The corners of his lips turned up smugly. “Have you?”
“Well, no, I haven’t had time.”
A mixture of affection and promise gleamed in his gray eyes as he took her in his arms once again. “Come home with me and you’ll have all the time
in the world.”
Ashley didn’t like feeling trapped. When Cal behaved this way, he reminded her of her youth, of growing up with parents who had everything all plotted out for her, there had been no time for discussion or dissension. All the decisions regarding Ashley’s life had already been made for her. Telling her parents that what they wanted was not necessarily what she wanted had been futile. They had argued and pushed and prodded until it had been easier just to give in and go along. Her cooperation had made them happy. But it had made her miserable.

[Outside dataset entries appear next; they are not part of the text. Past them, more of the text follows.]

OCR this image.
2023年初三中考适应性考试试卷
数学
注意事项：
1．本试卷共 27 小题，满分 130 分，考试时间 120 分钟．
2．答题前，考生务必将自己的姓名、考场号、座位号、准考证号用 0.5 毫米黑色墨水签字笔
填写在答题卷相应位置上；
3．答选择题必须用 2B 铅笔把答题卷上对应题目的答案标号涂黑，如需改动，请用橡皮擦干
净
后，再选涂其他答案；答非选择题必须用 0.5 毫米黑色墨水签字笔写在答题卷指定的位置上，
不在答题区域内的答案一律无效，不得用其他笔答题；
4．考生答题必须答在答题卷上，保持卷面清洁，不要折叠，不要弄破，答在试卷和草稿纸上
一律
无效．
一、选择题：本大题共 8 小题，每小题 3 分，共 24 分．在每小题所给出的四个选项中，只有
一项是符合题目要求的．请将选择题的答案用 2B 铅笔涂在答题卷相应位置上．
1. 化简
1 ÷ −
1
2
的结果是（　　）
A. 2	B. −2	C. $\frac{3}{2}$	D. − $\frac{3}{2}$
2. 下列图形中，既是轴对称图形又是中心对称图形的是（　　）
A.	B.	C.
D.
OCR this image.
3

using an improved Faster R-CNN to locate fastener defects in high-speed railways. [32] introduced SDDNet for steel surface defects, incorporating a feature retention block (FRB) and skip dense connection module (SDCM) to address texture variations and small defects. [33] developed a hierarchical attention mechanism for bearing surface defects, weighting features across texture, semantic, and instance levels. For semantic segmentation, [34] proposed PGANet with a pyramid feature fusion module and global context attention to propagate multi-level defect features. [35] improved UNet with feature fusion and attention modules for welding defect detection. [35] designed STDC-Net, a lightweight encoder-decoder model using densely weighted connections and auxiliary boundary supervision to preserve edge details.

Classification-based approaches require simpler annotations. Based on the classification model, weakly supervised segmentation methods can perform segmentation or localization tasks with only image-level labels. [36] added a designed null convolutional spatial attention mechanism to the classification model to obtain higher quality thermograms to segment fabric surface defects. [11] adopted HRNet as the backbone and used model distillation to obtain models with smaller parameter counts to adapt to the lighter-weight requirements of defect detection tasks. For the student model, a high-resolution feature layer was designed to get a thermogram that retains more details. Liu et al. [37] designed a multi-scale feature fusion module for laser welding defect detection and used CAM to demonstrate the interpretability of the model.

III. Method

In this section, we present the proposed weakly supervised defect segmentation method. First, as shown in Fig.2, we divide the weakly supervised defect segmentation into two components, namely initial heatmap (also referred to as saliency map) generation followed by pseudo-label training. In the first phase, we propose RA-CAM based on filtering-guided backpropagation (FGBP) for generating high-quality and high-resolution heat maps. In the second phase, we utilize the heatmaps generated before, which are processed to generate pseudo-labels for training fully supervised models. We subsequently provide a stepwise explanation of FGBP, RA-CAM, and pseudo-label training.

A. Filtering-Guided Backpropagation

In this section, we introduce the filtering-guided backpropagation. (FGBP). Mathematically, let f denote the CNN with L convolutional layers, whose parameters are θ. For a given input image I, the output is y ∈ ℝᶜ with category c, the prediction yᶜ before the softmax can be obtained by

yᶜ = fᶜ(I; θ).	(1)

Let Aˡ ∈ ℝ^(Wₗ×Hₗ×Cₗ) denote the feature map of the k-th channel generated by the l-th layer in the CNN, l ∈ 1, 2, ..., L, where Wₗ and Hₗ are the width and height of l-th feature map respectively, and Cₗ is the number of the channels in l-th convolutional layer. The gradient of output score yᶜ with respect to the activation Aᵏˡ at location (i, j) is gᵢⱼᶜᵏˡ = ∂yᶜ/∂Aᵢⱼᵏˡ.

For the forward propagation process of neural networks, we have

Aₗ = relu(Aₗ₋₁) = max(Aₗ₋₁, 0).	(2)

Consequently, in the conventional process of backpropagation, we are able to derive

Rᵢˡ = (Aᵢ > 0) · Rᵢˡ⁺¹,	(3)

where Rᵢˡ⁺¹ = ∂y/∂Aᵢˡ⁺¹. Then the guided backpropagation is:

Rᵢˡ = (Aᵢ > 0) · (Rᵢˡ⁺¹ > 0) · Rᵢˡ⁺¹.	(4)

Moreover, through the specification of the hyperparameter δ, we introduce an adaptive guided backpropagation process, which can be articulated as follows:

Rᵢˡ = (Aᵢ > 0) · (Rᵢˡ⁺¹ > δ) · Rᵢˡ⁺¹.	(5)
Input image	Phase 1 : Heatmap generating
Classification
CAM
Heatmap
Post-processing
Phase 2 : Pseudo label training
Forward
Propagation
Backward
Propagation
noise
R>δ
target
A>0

Cal didn’t seem to realize it, but his relentless expectations had often left her feeling just as hemmed in. The only difference was Cal had not pushed to rule every situation they encountered in their marriage. He had allowed her to do what she wanted, when she wanted. But that freedom had not come without a price. She had seen the disappointment in his eyes when she failed to live up to his dreams of what his wife and lover—and the potential mother of his children—should be. She had felt his hurt, and known she was responsible. And that had been worse to her in many ways than the distress she had caused her parents when she had thwarted their expectations of her.
So Ashley had done the only thing she could to preserve her marriage—she’d put enough distance between them to prevent such clashes on a daily basis. Her hope had been that “absence” would make their hearts grow fonder…and strengthen their relationship.
Only it hadn’t worked out that way; they’d become even more emotionally distant than before.
Cal pulled her closer. “We can’t keep running from each other,” Cal said quietly as the warmth of his tall strong body penetrated hers. He threaded his fingers through the hair at the nape of her neck and tilted her face up to his. “We have to figure out a way to make this marriage of ours work on an everyday basis.”
Fear mixed with desire. “And what if it doesn’t?” The whispered words were out before Ashley could stop them.